Дени нашел наконец слова, чтобы выразить мысль, преследовавшую его в эти часы, — он чувствовал себя погребенным под обломками рухнувшего дома.

— Мы заживо похоронены, раздавлены.

Роза тихо плакала, уткнувшись в подушку. Она оплакивала себя, свою любовь, свое счастье, которому уже не вернуться. Мать посмотрела на сына и спросила у него, словно у взрослого:

— Что же теперь делать?

— Немедленно ехать всем троим в Леоньян. По дороге заедем за Жюльеном к Фреди-Дюпонам.

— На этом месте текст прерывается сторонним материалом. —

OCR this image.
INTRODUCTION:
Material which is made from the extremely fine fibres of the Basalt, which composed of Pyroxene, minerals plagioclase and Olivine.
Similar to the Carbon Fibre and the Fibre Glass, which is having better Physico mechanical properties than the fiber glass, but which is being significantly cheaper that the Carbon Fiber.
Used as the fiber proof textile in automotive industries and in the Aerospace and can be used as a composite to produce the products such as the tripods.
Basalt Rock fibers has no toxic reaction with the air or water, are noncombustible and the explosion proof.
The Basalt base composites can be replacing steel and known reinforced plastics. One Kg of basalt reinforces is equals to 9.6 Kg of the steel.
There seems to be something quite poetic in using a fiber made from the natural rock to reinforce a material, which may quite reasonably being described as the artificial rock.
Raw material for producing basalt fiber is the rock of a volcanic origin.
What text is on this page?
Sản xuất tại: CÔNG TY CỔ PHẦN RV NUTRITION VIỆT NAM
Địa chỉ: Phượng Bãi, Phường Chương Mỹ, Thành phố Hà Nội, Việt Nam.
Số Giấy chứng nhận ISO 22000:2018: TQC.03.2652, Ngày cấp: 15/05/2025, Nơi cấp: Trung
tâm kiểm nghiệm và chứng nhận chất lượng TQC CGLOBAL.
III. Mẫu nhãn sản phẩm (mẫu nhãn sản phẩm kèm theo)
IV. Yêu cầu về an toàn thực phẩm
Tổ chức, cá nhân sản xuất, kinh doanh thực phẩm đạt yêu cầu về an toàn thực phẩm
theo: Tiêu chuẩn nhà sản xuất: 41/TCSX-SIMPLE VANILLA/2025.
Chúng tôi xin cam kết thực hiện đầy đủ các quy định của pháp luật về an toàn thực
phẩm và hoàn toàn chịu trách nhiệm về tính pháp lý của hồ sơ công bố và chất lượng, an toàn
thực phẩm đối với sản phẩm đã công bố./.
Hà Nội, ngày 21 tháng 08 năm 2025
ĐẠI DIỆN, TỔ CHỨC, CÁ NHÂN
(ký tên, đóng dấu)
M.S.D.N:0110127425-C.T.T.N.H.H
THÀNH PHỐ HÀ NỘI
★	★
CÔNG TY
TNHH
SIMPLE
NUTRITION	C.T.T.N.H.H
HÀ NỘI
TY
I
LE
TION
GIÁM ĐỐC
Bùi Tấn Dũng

— Нет, — взмолилась мать, — не надо заезжать к Фреди-Дюпонам. Там, должно быть, уже все знают…

Дени пообещал, что войдет в дом с черного хода, но от этого испытания они были избавлены: когда садились в ландо, подоспел Жюльен в бальном фраке, бледный как полотно; кое-кто из приятелей шепнул ему:

— Тебе здесь не место. Иди скорее домой.

* * *

Ландо покатило по булыжной мостовой, и мадам Револю, стараясь перекричать стук колес, заговорила во весь голос, пересказывая старшему сыну ужасную сцену объяснения с Леони Костадо. Жюльен был подавлен, да и как могло быть иначе? Все, что касалось светской жизни, имело для него величайшую ценность; в обществе недаром расхваливали его корректность, его превосходные манеры Он слушал мать, машинально протирая стеклышко монокля, иногда что-то бормотал тягучим гнусавым голосом, приводил цифры, суммы расходов.

— Согласитесь, — говорил он, пытаясь установить размер бюджета Регины Лорати, — согласитесь, что на одних только лошадей да на ливрейных лакеев самое малое уходило…

«Самое малое», «самое малое» — этот припев повторялся поминутно. Жюльен просто пьянел от этих подсчетов, не мог отстать от них; катастрофа затронула его глубже, чем остальных членов семьи; он еще не почувствовал боли, но знал, что ранен смертельно. А ведь до этого дня люди почтительно ловили поклон, пожатие руки Жюльена Револю, сына богатого нотариуса, завидного жениха…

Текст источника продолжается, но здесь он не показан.